Geht man vom Gabentausch als einem fait social total (Marcel Mauss) in dem Sinne aus, daß er nicht nur alle Bereiche der Gesellschaft durchdringt, sondern auch alles umfaßt, was intra- oder interkulturell gegeben, genommen, weitergegeben oder erwidert wird, so erweist sich der Tausch von Dingen (Gaben oder Gütern) nur als besonderer Fall eines allgemeinen Prinzips der Reziprozität, das für die menschliche Gesellschaft schlechterdings kulturstiftend ist.


Schon Aristoteles bezeichnet den „gerechten Tausch“ (Nikomachische Ethik, Buch 5, Kap. 8) in diesem Sinn als Konstituens von Gemeinschaft schlechthin. Seine Unterscheidung von Oikonomia und Chrematistik (Haushaltungs- und Bereicherungskunst) gründet auf der Annahme, daß die getauschten Dinge zwar unterschiedlich, aber vergleichbar sind, und daß in jedem Tausch das Prinzip einer allgemeinen Äquivalenz der getauschten Werte gewahrt werden muß. („Give me that which I want, and you shall have this which you want“, formuliert entsprechend noch Adam Smith, der Vater der modernen Volkswirtschaftslehre, das Grundprinzip der Tauschgerechtigkeit als Grundlage gesellschaftlicher Integration.)

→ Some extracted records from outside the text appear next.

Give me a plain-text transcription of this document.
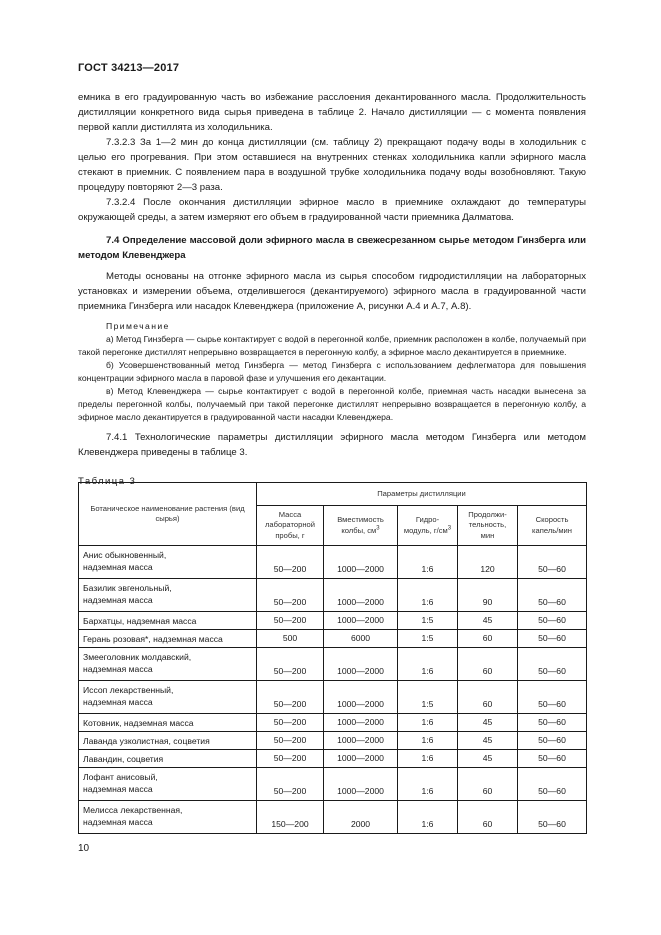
ГОСТ 34213—2017

емника в его градуированную часть во избежание расслоения декантированного масла. Продолжительность дистилляции конкретного вида сырья приведена в таблице 2. Начало дистилляции — с момента появления первой капли дистиллята из холодильника.

7.3.2.3 За 1—2 мин до конца дистилляции (см. таблицу 2) прекращают подачу воды в холодильник с целью его прогревания. При этом оставшиеся на внутренних стенках холодильника капли эфирного масла стекают в приемник. С появлением пара в воздушной трубке холодильника подачу воды возобновляют. Такую процедуру повторяют 2—3 раза.

7.3.2.4 После окончания дистилляции эфирное масло в приемнике охлаждают до температуры окружающей среды, а затем измеряют его объем в градуированной части приемника Далматова.

7.4 Определение массовой доли эфирного масла в свежесрезанном сырье методом Гинзберга или методом Клевенджера

Методы основаны на отгонке эфирного масла из сырья способом гидродистилляции на лабораторных установках и измерении объема, отделившегося (декантируемого) эфирного масла в градуированной части приемника Гинзберга или насадок Клевенджера (приложение А, рисунки А.4 и А.7, А.8).

Примечание

а) Метод Гинзберга — сырье контактирует с водой в перегонной колбе, приемник расположен в колбе, получаемый при такой перегонке дистиллят непрерывно возвращается в перегонную колбу, а эфирное масло декантируется в приемнике.

б) Усовершенствованный метод Гинзберга — метод Гинзберга с использованием дефлегматора для повышения концентрации эфирного масла в паровой фазе и улучшения его декантации.

в) Метод Клевенджера — сырье контактирует с водой в перегонной колбе, приемная часть насадки вынесена за пределы перегонной колбы, получаемый при такой перегонке дистиллят непрерывно возвращается в перегонную колбу, а эфирное масло декантируется в градуированной части насадки Клевенджера.

7.4.1 Технологические параметры дистилляции эфирного масла методом Гинзберга или методом Клевенджера приведены в таблице 3.

Таблица 3

Ботаническое наименование растения (вид сырья)	Параметры дистилляции				
	Масса лабораторной пробы, г	Вместимость колбы, $см^3$	Гидро-модуль, $г/см^3$	Продолжи-тельность, мин	Скорость капель/мин
Анис обыкновенный,
надземная масса	50—200	1000—2000	1:6	120	50—60
Базилик эвгенольный,
надземная масса	50—200	1000—2000	1:6	90	50—60
Бархатцы, надземная масса	50—200	1000—2000	1:5	45	50—60
Герань розовая*, надземная масса	500	6000	1:5	60	50—60
Змееголовник молдавский,
надземная масса	50—200	1000—2000	1:6	60	50—60
Иссоп лекарственный,
надземная масса	50—200	1000—2000	1:5	60	50—60
Котовник, надземная масса	50—200	1000—2000	1:6	45	50—60
Лаванда узколистная, соцветия	50—200	1000—2000	1:6	45	50—60
Лавандин, соцветия	50—200	1000—2000	1:6	45	50—60
Лофант анисовый,
надземная масса	50—200	1000—2000	1:6	60	50—60
Мелисса лекарственная,
надземная масса	150—200	2000	1:6	60	50—60
10
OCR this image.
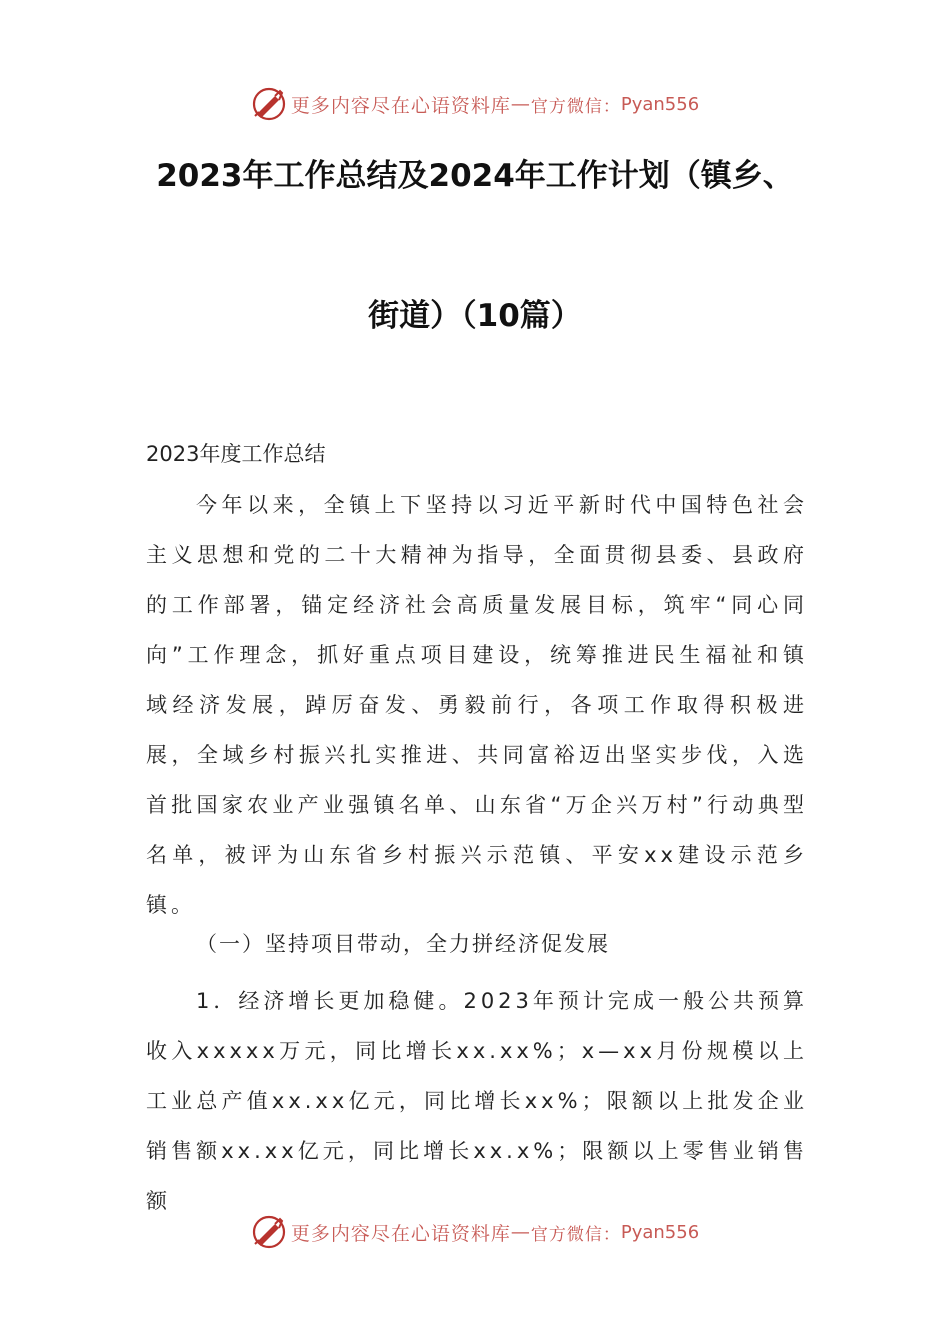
更多内容尽在心语资料库 — 官方微信： Pyan556
2023年工作总结及2024年工作计划（镇乡、
街道）（10篇）
2023年度工作总结
今年以来，全镇上下坚持以习近平新时代中国特色社会主义思想和党的二十大精神为指导，全面贯彻县委、县政府的工作部署，锚定经济社会高质量发展目标，筑牢“同心同向”工作理念，抓好重点项目建设，统筹推进民生福祉和镇域经济发展，踔厉奋发、勇毅前行，各项工作取得积极进展，全域乡村振兴扎实推进、共同富裕迈出坚实步伐，入选首批国家农业产业强镇名单、山东省“万企兴万村”行动典型名单，被评为山东省乡村振兴示范镇、平安xx建设示范乡镇。
（一）坚持项目带动，全力拼经济促发展
1．经济增长更加稳健。2023年预计完成一般公共预算收入xxxxx万元，同比增长xx.xx%；x—xx月份规模以上工业总产值xx.xx亿元，同比增长xx%；限额以上批发企业销售额xx.xx亿元，同比增长xx.x%；限额以上零售业销售额
更多内容尽在心语资料库 — 官方微信： Pyan556
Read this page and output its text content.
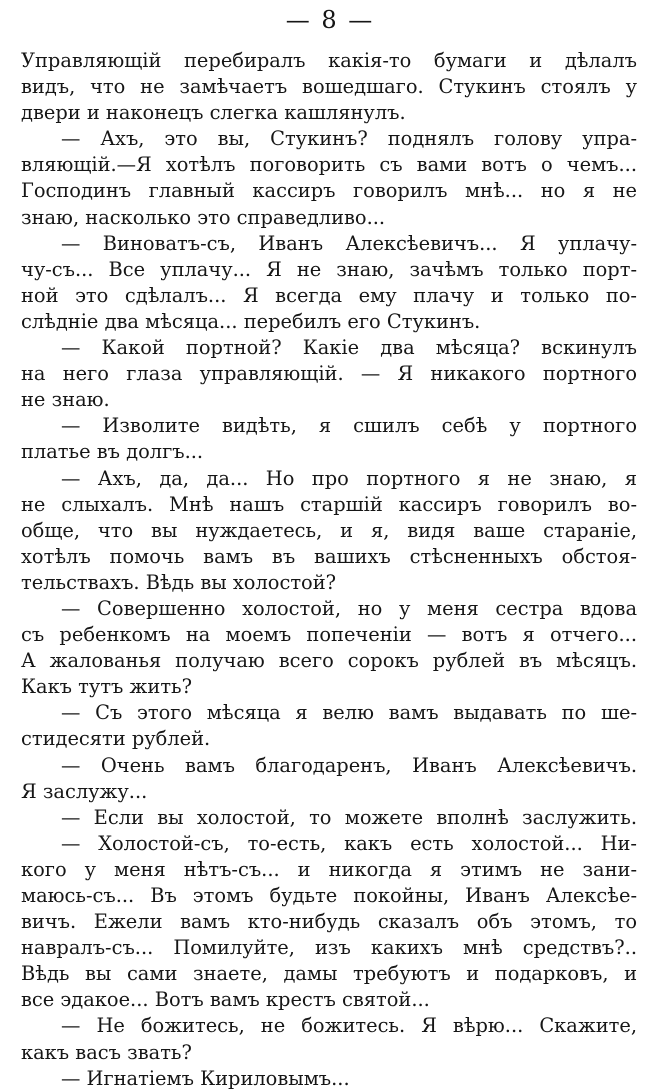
— 8 —
Управляющій перебиралъ какія-то бумаги и дѣлалъ
видъ, что не замѣчаетъ вошедшаго. Стукинъ стоялъ у
двери и наконецъ слегка кашлянулъ.
— Ахъ, это вы, Стукинъ? поднялъ голову упра-
вляющій.—Я хотѣлъ поговорить съ вами вотъ о чемъ...
Господинъ главный кассиръ говорилъ мнѣ... но я не
знаю, насколько это справедливо...
— Виноватъ-съ, Иванъ Алексѣевичъ... Я уплачу-
чу-съ... Все уплачу... Я не знаю, зачѣмъ только порт-
ной это сдѣлалъ... Я всегда ему плачу и только по-
слѣдніе два мѣсяца... перебилъ его Стукинъ.
— Какой портной? Какіе два мѣсяца? вскинулъ
на него глаза управляющій. — Я никакого портного
не знаю.
— Изволите видѣть, я сшилъ себѣ у портного
платье въ долгъ...
— Ахъ, да, да... Но про портного я не знаю, я
не слыхалъ. Мнѣ нашъ старшій кассиръ говорилъ во-
обще, что вы нуждаетесь, и я, видя ваше стараніе,
хотѣлъ помочь вамъ въ вашихъ стѣсненныхъ обстоя-
тельствахъ. Вѣдь вы холостой?
— Совершенно холостой, но у меня сестра вдова
съ ребенкомъ на моемъ попеченіи — вотъ я отчего...
А жалованья получаю всего сорокъ рублей въ мѣсяцъ.
Какъ тутъ жить?
— Съ этого мѣсяца я велю вамъ выдавать по ше-
стидесяти рублей.
— Очень вамъ благодаренъ, Иванъ Алексѣевичъ.
Я заслужу...
— Если вы холостой, то можете вполнѣ заслужить.
— Холостой-съ, то-есть, какъ есть холостой... Ни-
кого у меня нѣтъ-съ... и никогда я этимъ не зани-
маюсь-съ... Въ этомъ будьте покойны, Иванъ Алексѣе-
вичъ. Ежели вамъ кто-нибудь сказалъ объ этомъ, то
навралъ-съ... Помилуйте, изъ какихъ мнѣ средствъ?..
Вѣдь вы сами знаете, дамы требуютъ и подарковъ, и
все эдакое... Вотъ вамъ крестъ святой...
— Не божитесь, не божитесь. Я вѣрю... Скажите,
какъ васъ звать?
— Игнатіемъ Кириловымъ...
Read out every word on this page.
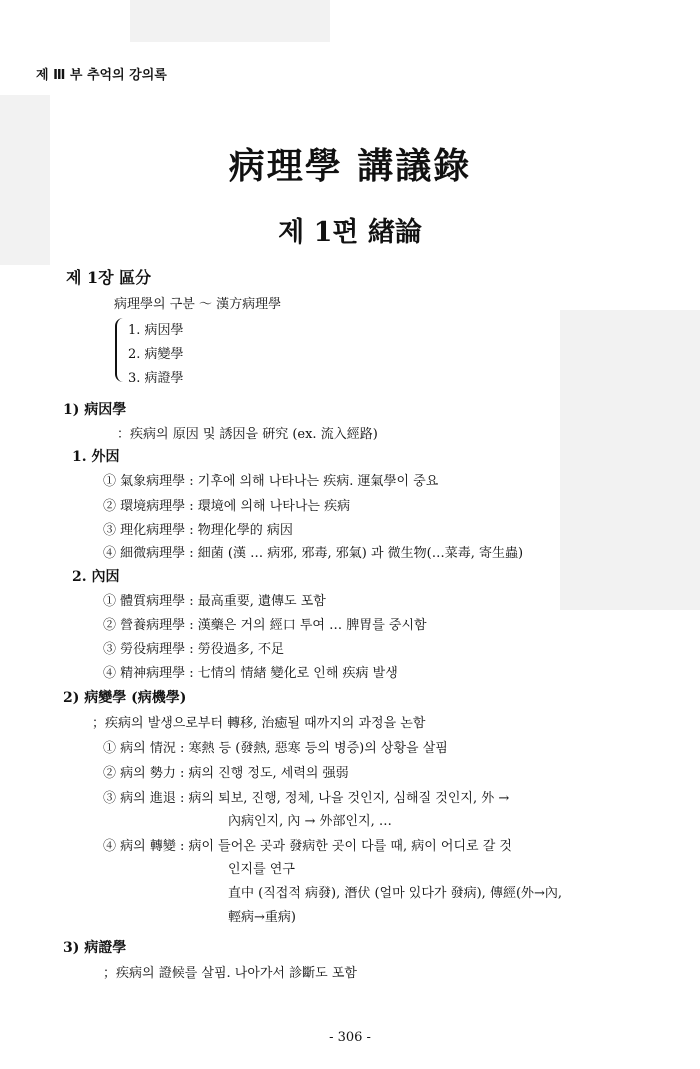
제 Ⅲ 부 추억의 강의록
病理學 講議錄
제 1편 緖論
제 1장 區分
病理學의 구분 ～ 漢方病理學
1. 病因學
2. 病變學
3. 病證學
1) 病因學
：疾病의 原因 및 誘因을 硏究 (ex. 流入經路)
1. 外因
① 氣象病理學 : 기후에 의해 나타나는 疾病. 運氣學이 중요
② 環境病理學 : 環境에 의해 나타나는 疾病
③ 理化病理學 : 物理化學的 病因
④ 細微病理學 : 細菌 (漢 … 病邪, 邪毒, 邪氣) 과 微生物(…菜毒, 寄生蟲)
2. 內因
① 體質病理學 : 最高重要, 遺傳도 포함
② 營養病理學 : 漢藥은 거의 經口 투여 … 脾胃를 중시함
③ 勞役病理學 : 勞役過多, 不足
④ 精神病理學 : 七情의 情緖 變化로 인해 疾病 발생
2) 病變學 (病機學)
；疾病의 발생으로부터 轉移, 治癒될 때까지의 과정을 논함
① 病의 情況 : 寒熱 등 (發熱, 惡寒 등의 병증)의 상황을 살핌
② 病의 勢力 : 病의 진행 정도, 세력의 强弱
③ 病의 進退 : 病의 퇴보, 진행, 정체, 나을 것인지, 심해질 것인지, 外 →
內病인지, 內 → 外部인지, …
④ 病의 轉變 : 病이 들어온 곳과 發病한 곳이 다를 때, 病이 어디로 갈 것
인지를 연구
直中 (직접적 病發), 潛伏 (얼마 있다가 發病), 傳經(外→內,
輕病→重病)
3) 病證學
；疾病의 證候를 살핌. 나아가서 診斷도 포함
- 306 -
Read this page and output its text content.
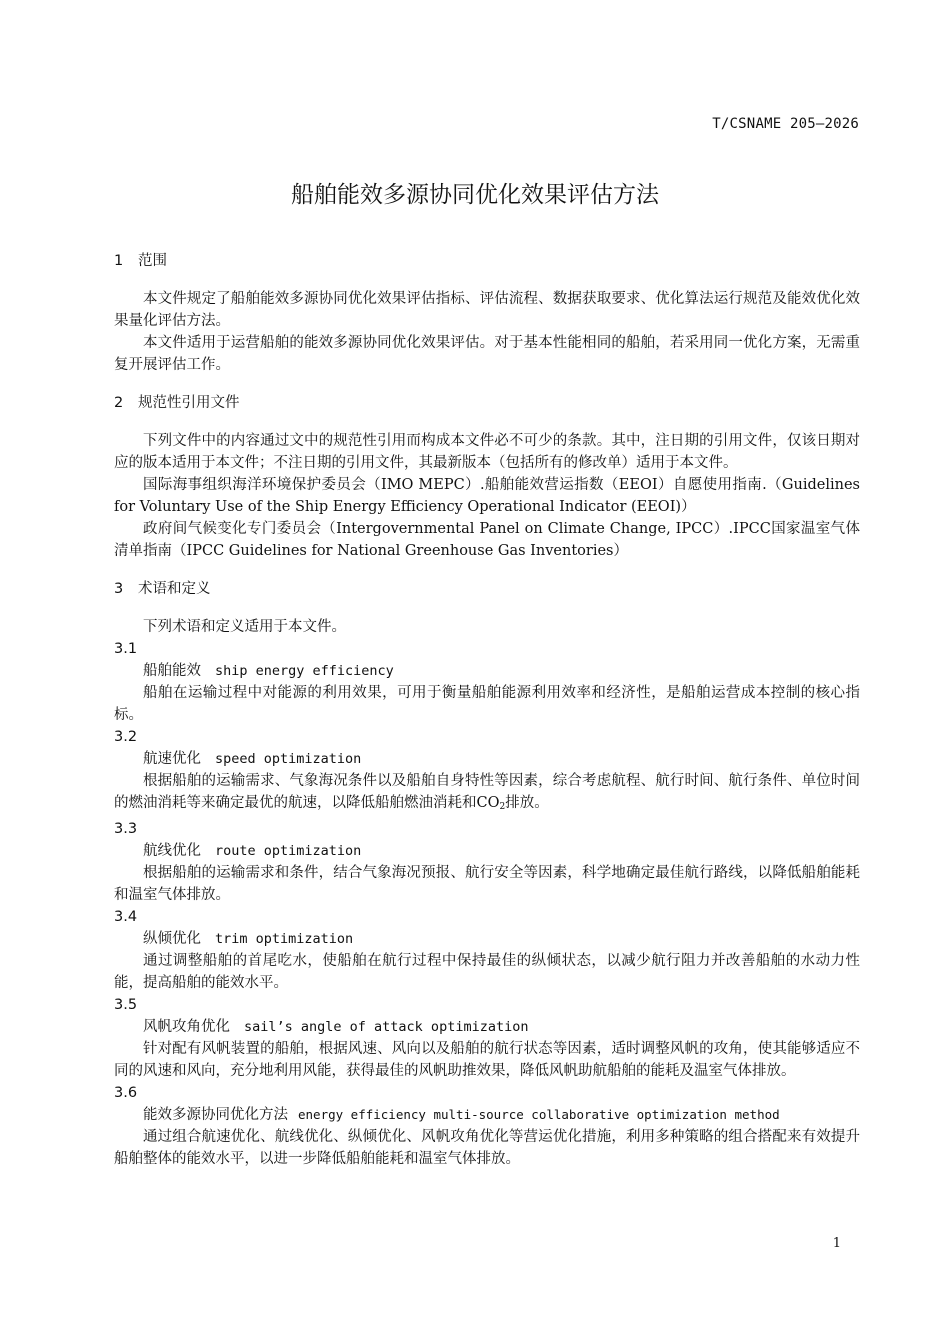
T/CSNAME 205—2026
船舶能效多源协同优化效果评估方法
1 范围

本文件规定了船舶能效多源协同优化效果评估指标、评估流程、数据获取要求、优化算法运行规范及能效优化效果量化评估方法。

本文件适用于运营船舶的能效多源协同优化效果评估。对于基本性能相同的船舶，若采用同一优化方案，无需重复开展评估工作。

2 规范性引用文件

下列文件中的内容通过文中的规范性引用而构成本文件必不可少的条款。其中，注日期的引用文件，仅该日期对应的版本适用于本文件；不注日期的引用文件，其最新版本（包括所有的修改单）适用于本文件。

国际海事组织海洋环境保护委员会（IMO MEPC）.船舶能效营运指数（EEOI）自愿使用指南.（Guidelines for Voluntary Use of the Ship Energy Efficiency Operational Indicator (EEOI)）

政府间气候变化专门委员会（Intergovernmental Panel on Climate Change, IPCC）.IPCC国家温室气体清单指南（IPCC Guidelines for National Greenhouse Gas Inventories）

3 术语和定义

下列术语和定义适用于本文件。

3.1
船舶能效 ship energy efficiency

船舶在运输过程中对能源的利用效果，可用于衡量船舶能源利用效率和经济性，是船舶运营成本控制的核心指标。

3.2
航速优化 speed optimization

根据船舶的运输需求、气象海况条件以及船舶自身特性等因素，综合考虑航程、航行时间、航行条件、单位时间的燃油消耗等来确定最优的航速，以降低船舶燃油消耗和$CO_2$排放。

3.3
航线优化 route optimization

根据船舶的运输需求和条件，结合气象海况预报、航行安全等因素，科学地确定最佳航行路线，以降低船舶能耗和温室气体排放。

3.4
纵倾优化 trim optimization

通过调整船舶的首尾吃水，使船舶在航行过程中保持最佳的纵倾状态，以减少航行阻力并改善船舶的水动力性能，提高船舶的能效水平。

3.5
风帆攻角优化 sail’s angle of attack optimization

针对配有风帆装置的船舶，根据风速、风向以及船舶的航行状态等因素，适时调整风帆的攻角，使其能够适应不同的风速和风向，充分地利用风能，获得最佳的风帆助推效果，降低风帆助航船舶的能耗及温室气体排放。

3.6
能效多源协同优化方法 energy efficiency multi-source collaborative optimization method

通过组合航速优化、航线优化、纵倾优化、风帆攻角优化等营运优化措施，利用多种策略的组合搭配来有效提升船舶整体的能效水平，以进一步降低船舶能耗和温室气体排放。

1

Das Medium des Vergleichs und damit der Zuschreibung und Festsetzung von Werten ist aber die Sprache. Wenn der Mensch das ‚tauschende Tier’ genannt werden kann, so deswegen, weil er zugleich das sprechende Tier ist. (Nietzsche bezeichnet ihn als „das ‚abschätzende Thier an sich’ […] das Wesen, welches Werthe mißt.“) Der Tausch von Gütern (Dingen, Gaben) und der Tausch von Wörtern können daher nicht voneinander unterschieden werden wie die materielle und die immaterielle, die leibliche und die ‚geistige’ Seite intersubjektiven Handelns: Einerseits ist schon das Quidproquo der Wörter eine Art Gabentausch; andererseits eignet selbst dem Qudiproquo der Güter eine sprachliche, eine symbolische Dimension. Tauschverhältnisse können daher als intersubjektive Verhältnisse schlechthin gefaßt werden (und umgekehrt), wie Georg Simmel schon 1900 formuliert: „Jede Wechselwirkung […] ist als ein Tausch zu betrachten: jede Unterhaltung, jede Liebe, […] jedes Spiel, jedes sich Anblicken“ (Simmel 1900/1989, S. 59).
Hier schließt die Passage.